Monday, Mar. 06, 1944
From Drip to Ship
The Hell Hat was launched last week at the Albina yards at Portland (Ore.). She is a PCE submarine chaser.* She is named for a woman, who is nicknamed after her hat. The woman is Jean Muir, Oregon Journal reporter.
Blue-eyed, thirtyish Jean Muir used to write club and society notes, found them "so much drip." Nineteen months ago she asked for and got another assignment: writing about the 125,000 workers who make her native Portland one of the shipbuildingest centers of the U.S. Her "By the Ways" column is crammed with names of men & women pipe fitters, torch-scissorers, crane wanglers, and with what they do on & off the job.

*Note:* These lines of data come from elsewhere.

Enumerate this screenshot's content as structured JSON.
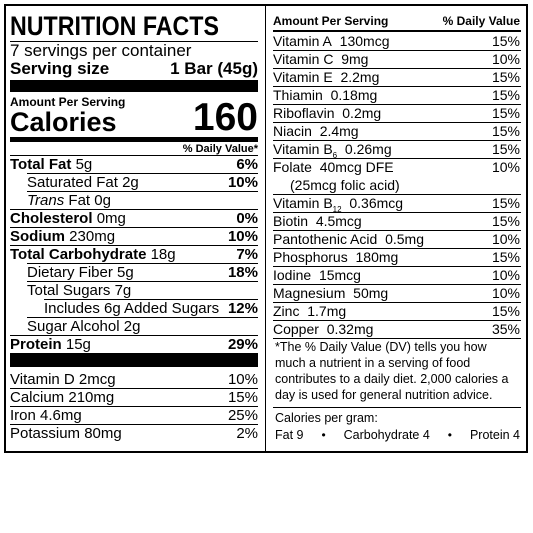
{
  "header": {
    "title": "NUTRITION FACTS",
    "servings": "7 servings per container",
    "serving_size_label": "Serving size",
    "serving_size": "1 Bar (45g)"
  },
  "calories": {
    "amount_label": "Amount Per Serving",
    "label": "Calories",
    "value": 160
  },
  "dv_header": "% Daily Value*",
  "left_nutrients": [
    {
      "name": "Total Fat",
      "amount": "5g",
      "dv": "6%"
    },
    {
      "name": "Saturated Fat",
      "amount": "2g",
      "dv": "10%"
    },
    {
      "name_italic": "Trans",
      "name": "Fat",
      "amount": "0g"
    },
    {
      "name": "Cholesterol",
      "amount": "0mg",
      "dv": "0%"
    },
    {
      "name": "Sodium",
      "amount": "230mg",
      "dv": "10%"
    },
    {
      "name": "Total Carbohydrate",
      "amount": "18g",
      "dv": "7%"
    },
    {
      "name": "Dietary Fiber",
      "amount": "5g",
      "dv": "18%"
    },
    {
      "name": "Total Sugars",
      "amount": "7g"
    },
    {
      "name": "Includes 6g Added Sugars",
      "dv": "12%"
    },
    {
      "name": "Sugar Alcohol",
      "amount": "2g"
    },
    {
      "name": "Protein",
      "amount": "15g",
      "dv": "29%"
    }
  ],
  "left_minerals": [
    {
      "name": "Vitamin D",
      "amount": "2mcg",
      "dv": "10%"
    },
    {
      "name": "Calcium",
      "amount": "210mg",
      "dv": "15%"
    },
    {
      "name": "Iron",
      "amount": "4.6mg",
      "dv": "25%"
    },
    {
      "name": "Potassium",
      "amount": "80mg",
      "dv": "2%"
    }
  ],
  "right_header": {
    "amount_label": "Amount Per Serving",
    "dv_label": "% Daily Value"
  },
  "right_nutrients": [
    {
      "name": "Vitamin A",
      "amount": "130mcg",
      "dv": "15%"
    },
    {
      "name": "Vitamin C",
      "amount": "9mg",
      "dv": "10%"
    },
    {
      "name": "Vitamin E",
      "amount": "2.2mg",
      "dv": "15%"
    },
    {
      "name": "Thiamin",
      "amount": "0.18mg",
      "dv": "15%"
    },
    {
      "name": "Riboflavin",
      "amount": "0.2mg",
      "dv": "15%"
    },
    {
      "name": "Niacin",
      "amount": "2.4mg",
      "dv": "15%"
    },
    {
      "name": "Vitamin B",
      "sub": "6",
      "amount": "0.26mg",
      "dv": "15%"
    },
    {
      "name": "Folate",
      "amount": "40mcg DFE",
      "note": "(25mcg folic acid)",
      "dv": "10%"
    },
    {
      "name": "Vitamin B",
      "sub": "12",
      "amount": "0.36mcg",
      "dv": "15%"
    },
    {
      "name": "Biotin",
      "amount": "4.5mcg",
      "dv": "15%"
    },
    {
      "name": "Pantothenic Acid",
      "amount": "0.5mg",
      "dv": "10%"
    },
    {
      "name": "Phosphorus",
      "amount": "180mg",
      "dv": "15%"
    },
    {
      "name": "Iodine",
      "amount": "15mcg",
      "dv": "10%"
    },
    {
      "name": "Magnesium",
      "amount": "50mg",
      "dv": "10%"
    },
    {
      "name": "Zinc",
      "amount": "1.7mg",
      "dv": "15%"
    },
    {
      "name": "Copper",
      "amount": "0.32mg",
      "dv": "35%"
    }
  ],
  "footnote": [
    "*The % Daily Value (DV) tells you how",
    "much a nutrient in a serving of food",
    "contributes to a daily diet. 2,000 calories a",
    "day is used for general nutrition advice."
  ],
  "calories_per_gram": {
    "label": "Calories per gram:",
    "items": [
      "Fat 9",
      "Carbohydrate 4",
      "Protein 4"
    ]
  }
}
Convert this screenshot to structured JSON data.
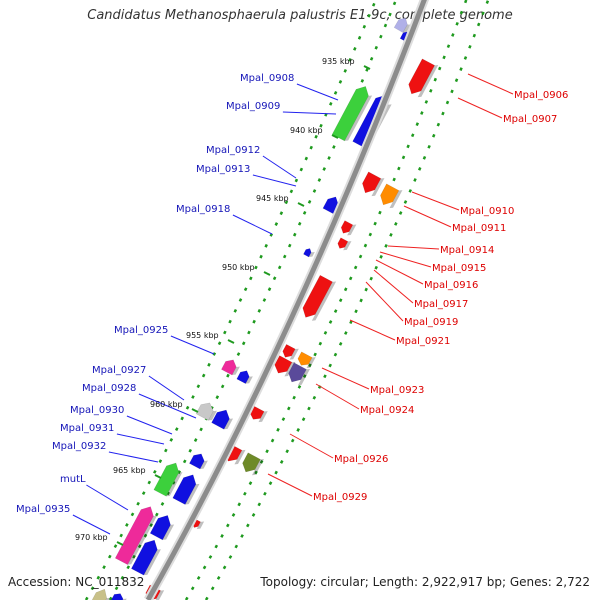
{
  "title": "Candidatus Methanosphaerula palustris E1-9c, complete genome",
  "footer": {
    "accession": "Accession: NC_011832",
    "topology": "Topology: circular; Length: 2,922,917 bp; Genes: 2,722"
  },
  "colors": {
    "backbone": "#8c8c8c",
    "left_label": "#1515b8",
    "right_label": "#dd0000",
    "left_line": "#2222ee",
    "right_line": "#ee2222",
    "tick_dots": "#1f9a1f",
    "blue": "#1010e0",
    "green": "#3cd03c",
    "red": "#ee1111",
    "orange": "#ff8c00",
    "purple": "#5a4a9a",
    "pink": "#ee2a9a",
    "gray": "#c8c8c8",
    "olive": "#6e8a28",
    "lavender": "#b0b0e8",
    "khaki": "#c8c088"
  },
  "scale_labels": [
    "935 kbp",
    "940 kbp",
    "945 kbp",
    "950 kbp",
    "955 kbp",
    "960 kbp",
    "965 kbp",
    "970 kbp"
  ],
  "left_genes": [
    "Mpal_0908",
    "Mpal_0909",
    "Mpal_0912",
    "Mpal_0913",
    "Mpal_0918",
    "Mpal_0925",
    "Mpal_0927",
    "Mpal_0928",
    "Mpal_0930",
    "Mpal_0931",
    "Mpal_0932",
    "mutL",
    "Mpal_0935"
  ],
  "right_genes": [
    "Mpal_0906",
    "Mpal_0907",
    "Mpal_0910",
    "Mpal_0911",
    "Mpal_0914",
    "Mpal_0915",
    "Mpal_0916",
    "Mpal_0917",
    "Mpal_0919",
    "Mpal_0921",
    "Mpal_0923",
    "Mpal_0924",
    "Mpal_0926",
    "Mpal_0929"
  ]
}
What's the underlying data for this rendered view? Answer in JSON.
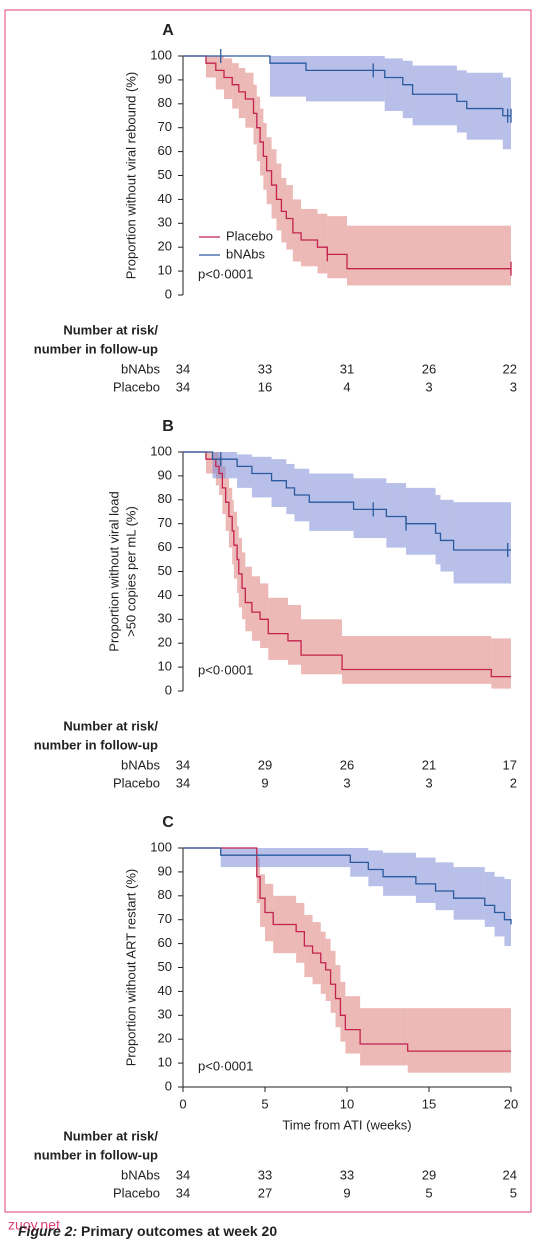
{
  "chart_data": [
    {
      "type": "step",
      "panel_label": "A",
      "ylabel": [
        "Proportion without viral rebound (%)"
      ],
      "ylim": [
        0,
        100
      ],
      "yticks": [
        0,
        10,
        20,
        30,
        40,
        50,
        60,
        70,
        80,
        90,
        100
      ],
      "xlim": [
        0,
        20
      ],
      "annotation": "p<0·0001",
      "legend": "lower left",
      "series": [
        {
          "name": "Placebo",
          "color": "#c3234f",
          "band_color": "#dc7f7a",
          "x": [
            0,
            1.4,
            2,
            2.5,
            3,
            3.4,
            3.8,
            4.3,
            4.5,
            4.7,
            4.9,
            5.1,
            5.4,
            5.7,
            6,
            6.3,
            6.7,
            7.2,
            8.2,
            8.8,
            10,
            20
          ],
          "values": [
            100,
            97,
            94,
            91,
            88,
            85,
            82,
            76,
            70,
            64,
            58,
            52,
            46,
            40,
            35,
            32,
            26,
            23,
            20,
            17,
            11,
            11
          ],
          "ci_lower": [
            100,
            91,
            86,
            82,
            78,
            74,
            70,
            63,
            56,
            50,
            44,
            38,
            32,
            27,
            22,
            19,
            14,
            12,
            9,
            7,
            4,
            4
          ],
          "ci_upper": [
            100,
            100,
            100,
            99,
            97,
            95,
            93,
            88,
            83,
            78,
            72,
            66,
            61,
            55,
            49,
            46,
            40,
            36,
            34,
            33,
            29,
            29
          ],
          "censored": {
            "x": [
              8.8,
              20
            ],
            "y": [
              17,
              11
            ]
          }
        },
        {
          "name": "bNAbs",
          "color": "#2b5a9e",
          "band_color": "#7d8bd6",
          "x": [
            0,
            5.3,
            7.5,
            12.3,
            13.4,
            14,
            16.7,
            17.3,
            19.5,
            20
          ],
          "values": [
            100,
            97,
            94,
            91,
            88,
            84,
            81,
            78,
            75,
            75
          ],
          "ci_lower": [
            100,
            83,
            81,
            77,
            74,
            71,
            68,
            65,
            61,
            61
          ],
          "ci_upper": [
            100,
            100,
            100,
            99,
            98,
            96,
            94,
            93,
            91,
            91
          ],
          "censored": {
            "x": [
              2.3,
              11.6,
              19.8,
              20
            ],
            "y": [
              100,
              94,
              75,
              75
            ]
          }
        }
      ],
      "risk_table": {
        "title": [
          "Number at risk/",
          "number in follow-up"
        ],
        "rows": [
          {
            "name": "bNAbs",
            "counts": [
              34,
              33,
              31,
              26,
              22
            ]
          },
          {
            "name": "Placebo",
            "counts": [
              34,
              16,
              4,
              3,
              3
            ]
          }
        ]
      }
    },
    {
      "type": "step",
      "panel_label": "B",
      "ylabel": [
        "Proportion without viral load",
        ">50 copies per mL (%)"
      ],
      "ylim": [
        0,
        100
      ],
      "yticks": [
        0,
        10,
        20,
        30,
        40,
        50,
        60,
        70,
        80,
        90,
        100
      ],
      "xlim": [
        0,
        20
      ],
      "annotation": "p<0·0001",
      "series": [
        {
          "name": "Placebo",
          "color": "#c3234f",
          "band_color": "#dc7f7a",
          "x": [
            0,
            1.4,
            2,
            2.2,
            2.4,
            2.6,
            2.8,
            3,
            3.1,
            3.3,
            3.4,
            3.6,
            3.8,
            4.2,
            4.7,
            5.2,
            6.4,
            7.2,
            9.7,
            18.8,
            20
          ],
          "values": [
            100,
            97,
            94,
            91,
            85,
            79,
            73,
            67,
            61,
            55,
            49,
            43,
            37,
            33,
            30,
            24,
            21,
            15,
            9,
            6,
            6
          ],
          "ci_lower": [
            100,
            91,
            86,
            82,
            74,
            67,
            60,
            53,
            47,
            41,
            35,
            30,
            25,
            21,
            18,
            13,
            11,
            7,
            3,
            1,
            1
          ],
          "ci_upper": [
            100,
            100,
            100,
            98,
            94,
            89,
            85,
            80,
            75,
            69,
            64,
            58,
            52,
            48,
            45,
            39,
            36,
            30,
            23,
            22,
            22
          ]
        },
        {
          "name": "bNAbs",
          "color": "#2b5a9e",
          "band_color": "#7d8bd6",
          "x": [
            0,
            1.8,
            3.3,
            4.2,
            5.4,
            6.3,
            6.8,
            7.7,
            10.4,
            12.4,
            13.6,
            15.4,
            15.7,
            16.5,
            20
          ],
          "values": [
            100,
            97,
            94,
            91,
            88,
            85,
            82,
            79,
            76,
            73,
            70,
            66,
            63,
            59,
            59
          ],
          "ci_lower": [
            100,
            89,
            85,
            81,
            77,
            74,
            71,
            67,
            64,
            60,
            57,
            53,
            50,
            45,
            45
          ],
          "ci_upper": [
            100,
            100,
            99,
            98,
            97,
            95,
            93,
            91,
            89,
            87,
            85,
            82,
            80,
            79,
            79
          ],
          "censored": {
            "x": [
              2.3,
              11.6,
              13.6,
              19.8
            ],
            "y": [
              97,
              76,
              70,
              59
            ]
          }
        }
      ],
      "risk_table": {
        "title": [
          "Number at risk/",
          "number in follow-up"
        ],
        "rows": [
          {
            "name": "bNAbs",
            "counts": [
              34,
              29,
              26,
              21,
              17
            ]
          },
          {
            "name": "Placebo",
            "counts": [
              34,
              9,
              3,
              3,
              2
            ]
          }
        ]
      }
    },
    {
      "type": "step",
      "panel_label": "C",
      "ylabel": [
        "Proportion without ART restart (%)"
      ],
      "ylim": [
        0,
        100
      ],
      "yticks": [
        0,
        10,
        20,
        30,
        40,
        50,
        60,
        70,
        80,
        90,
        100
      ],
      "xlim": [
        0,
        20
      ],
      "xticks": [
        0,
        5,
        10,
        15,
        20
      ],
      "xlabel": "Time from ATI (weeks)",
      "annotation": "p<0·0001",
      "series": [
        {
          "name": "Placebo",
          "color": "#c3234f",
          "band_color": "#dc7f7a",
          "x": [
            0,
            4.5,
            4.7,
            5,
            5.5,
            6.9,
            7.4,
            7.9,
            8.4,
            8.7,
            9,
            9.3,
            9.6,
            9.9,
            10.8,
            13.7,
            20
          ],
          "values": [
            100,
            88,
            79,
            73,
            68,
            65,
            59,
            56,
            52,
            49,
            43,
            37,
            30,
            24,
            18,
            15,
            15
          ],
          "ci_lower": [
            100,
            77,
            67,
            61,
            56,
            52,
            46,
            43,
            39,
            36,
            31,
            25,
            19,
            14,
            9,
            6,
            6
          ],
          "ci_upper": [
            100,
            96,
            89,
            85,
            80,
            77,
            72,
            69,
            65,
            62,
            57,
            51,
            44,
            38,
            33,
            33,
            33
          ]
        },
        {
          "name": "bNAbs",
          "color": "#2b5a9e",
          "band_color": "#7d8bd6",
          "x": [
            0,
            2.3,
            10.2,
            11.3,
            12.2,
            14.2,
            15.4,
            16.5,
            18.4,
            19,
            19.6,
            20
          ],
          "values": [
            100,
            97,
            94,
            91,
            88,
            85,
            82,
            79,
            76,
            73,
            70,
            68
          ],
          "ci_lower": [
            100,
            92,
            88,
            84,
            80,
            77,
            74,
            70,
            67,
            63,
            59,
            57
          ],
          "ci_upper": [
            100,
            100,
            100,
            99,
            98,
            96,
            94,
            92,
            90,
            88,
            87,
            87
          ]
        }
      ],
      "risk_table": {
        "title": [
          "Number at risk/",
          "number in follow-up"
        ],
        "rows": [
          {
            "name": "bNAbs",
            "counts": [
              34,
              33,
              33,
              29,
              24
            ]
          },
          {
            "name": "Placebo",
            "counts": [
              34,
              27,
              9,
              5,
              5
            ]
          }
        ]
      }
    }
  ],
  "caption": {
    "label": "Figure 2:",
    "text": "Primary outcomes at week 20"
  },
  "watermark": "zuoy.net"
}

The Muir technique ignores Henry Kaiser and other bigwigs. Instead, she runs such shipyard society notes as a swap offer found on the wall of a dock men's room: "One wedding ring (unused) for a pair of boxing gloves." It was Jean Muir who discovered the swarming Braukmiller family--15 members working in the yards and averaging $996 a week (TIME, July 26). A national contest of welderettes was partly her doing.
Jean puts showmanship into her work. In a realm of slacks, grease-coated sweaters and tin hats, she scrambles up & down hull scaffoldings in swank feminine regalia. In the bedlam where tankers, invasion craft and baby flattops are put together she is "Hiyah, Jeannie" or "Hello, Journal.''' At the Albina yards she got another name--"The Hat." The hat is a high-crowned mink job, which she made herself.
* Patrol Craft Escort: 180-foot convoy guardian, tonnage secret, cost about $1 million. PCEs bear such names as Hell Harvest, Hell for Hirohito, etc.